How games' lazy storytelling uses rape and violence against women as wallpaper

Anna Sarkeesian's brilliant, crowdfunded Tropes vs Women in Video Games web-series (previously) has a new episode, Women as Background Decoration: Part 2 [TW: rape, sexual violence, violence], which expertly dissects the use of violence against women, especially sexual violence as a lazy means of establishing skimpy motivations for player characters to hunt down the baddies.

As Sarkeesian points out, you may get a mission to hunt down a brutal pimp, but you'll never get a mission to get the hooker he's just beaten to a pulp to the hospital, nor do you unlock achievements by visiting her at a shelter or helping her get re-established elsewhere. These women exist solely to be victimized, so that you can murder the bad guys without any scruple.

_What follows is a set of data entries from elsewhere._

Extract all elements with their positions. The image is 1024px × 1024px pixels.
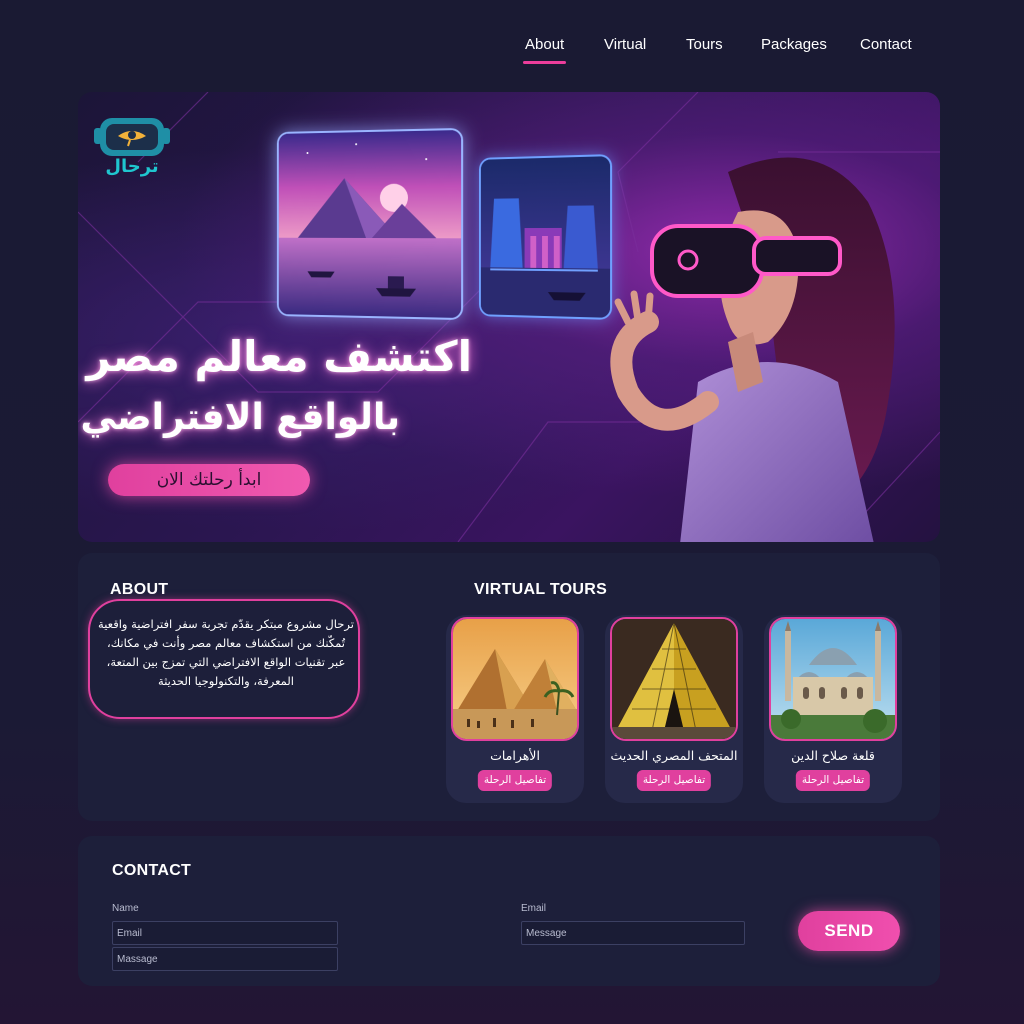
name-email-field[interactable] xyxy=(112,921,338,945)
woman-vr-illustration xyxy=(610,157,895,542)
vr-panel-pyramids xyxy=(276,127,464,321)
tour-name: المتحف المصري الحديث xyxy=(610,748,738,763)
citadel-mosque-photo xyxy=(771,619,895,739)
contact-section: CONTACT Name Email SEND xyxy=(78,836,940,986)
hero-title-line-2: بالواقع الافتراضي xyxy=(80,397,400,438)
brand-logo[interactable]: ترحال xyxy=(94,114,170,184)
tour-card-museum[interactable]: المتحف المصري الحديث تفاصيل الرحلة xyxy=(605,615,743,803)
about-tours-section: ABOUT ترحال مشروع مبتكر يقدّم تجربة سفر … xyxy=(78,553,940,821)
tour-details-button[interactable]: تفاصيل الرحلة xyxy=(477,770,553,791)
tour-details-button[interactable]: تفاصيل الرحلة xyxy=(636,770,712,791)
tour-image-citadel xyxy=(769,617,897,741)
name-label: Name xyxy=(112,903,139,914)
main-nav: About Virtual Tours Packages Contact xyxy=(505,36,935,68)
tour-name: الأهرامات xyxy=(490,748,540,763)
tour-image-pyramids xyxy=(451,617,579,741)
tour-card-pyramids[interactable]: الأهرامات تفاصيل الرحلة xyxy=(446,615,584,803)
nav-virtual[interactable]: Virtual xyxy=(604,36,646,53)
virtual-tours-heading: VIRTUAL TOURS xyxy=(474,581,608,598)
pyramids-sunset-image xyxy=(278,129,462,319)
logo-wordmark: ترحال xyxy=(105,156,159,177)
hero-title-line-1: اكتشف معالم مصر xyxy=(86,332,472,381)
nav-packages[interactable]: Packages xyxy=(761,36,827,53)
name-message-field[interactable] xyxy=(112,947,338,971)
vr-headset-logo-icon xyxy=(94,118,170,156)
send-button[interactable]: SEND xyxy=(798,911,900,951)
email-label: Email xyxy=(521,903,547,914)
nav-about[interactable]: About xyxy=(522,36,567,64)
about-description: ترحال مشروع مبتكر يقدّم تجربة سفر افتراض… xyxy=(98,617,354,688)
nav-tours[interactable]: Tours xyxy=(686,36,723,53)
about-card: ترحال مشروع مبتكر يقدّم تجربة سفر افتراض… xyxy=(88,599,360,719)
tour-details-button[interactable]: تفاصيل الرحلة xyxy=(795,770,871,791)
about-heading: ABOUT xyxy=(110,581,169,598)
tour-image-museum xyxy=(610,617,738,741)
egyptian-museum-photo xyxy=(612,619,736,739)
contact-heading: CONTACT xyxy=(112,862,192,879)
tour-name: قلعة صلاح الدين xyxy=(791,748,875,763)
hero-banner: ترحال اكتشف معالم مصر بالواقع الافتراضي … xyxy=(78,92,940,542)
email-message-field[interactable] xyxy=(521,921,745,945)
start-journey-button[interactable]: ابدأ رحلتك الان xyxy=(108,464,310,496)
tour-card-citadel[interactable]: قلعة صلاح الدين تفاصيل الرحلة xyxy=(764,615,902,803)
nav-contact[interactable]: Contact xyxy=(860,36,912,53)
pyramids-photo xyxy=(453,619,577,739)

A warning to those headed for the comments: Sarkeesian is a lightning rod for misogynists and their apologists, and the discussions that follow her mentions tend to be dominated by loud-mouthed pleading to understand that the embedded and violent sexism in games is OK because reasons, mixed with baseless ad hominem slurs against Sarkeesian herself.

You can be a fan of something problematic (cf Lovecraft's racism), because art can be both moving and also contain messages you dislike (see Kessel on Ender's Game, for example), and you don't do yourself, the art, or the world any service by establishing and defending huge zone-of-denial rather than confronting the whole work, warts and all.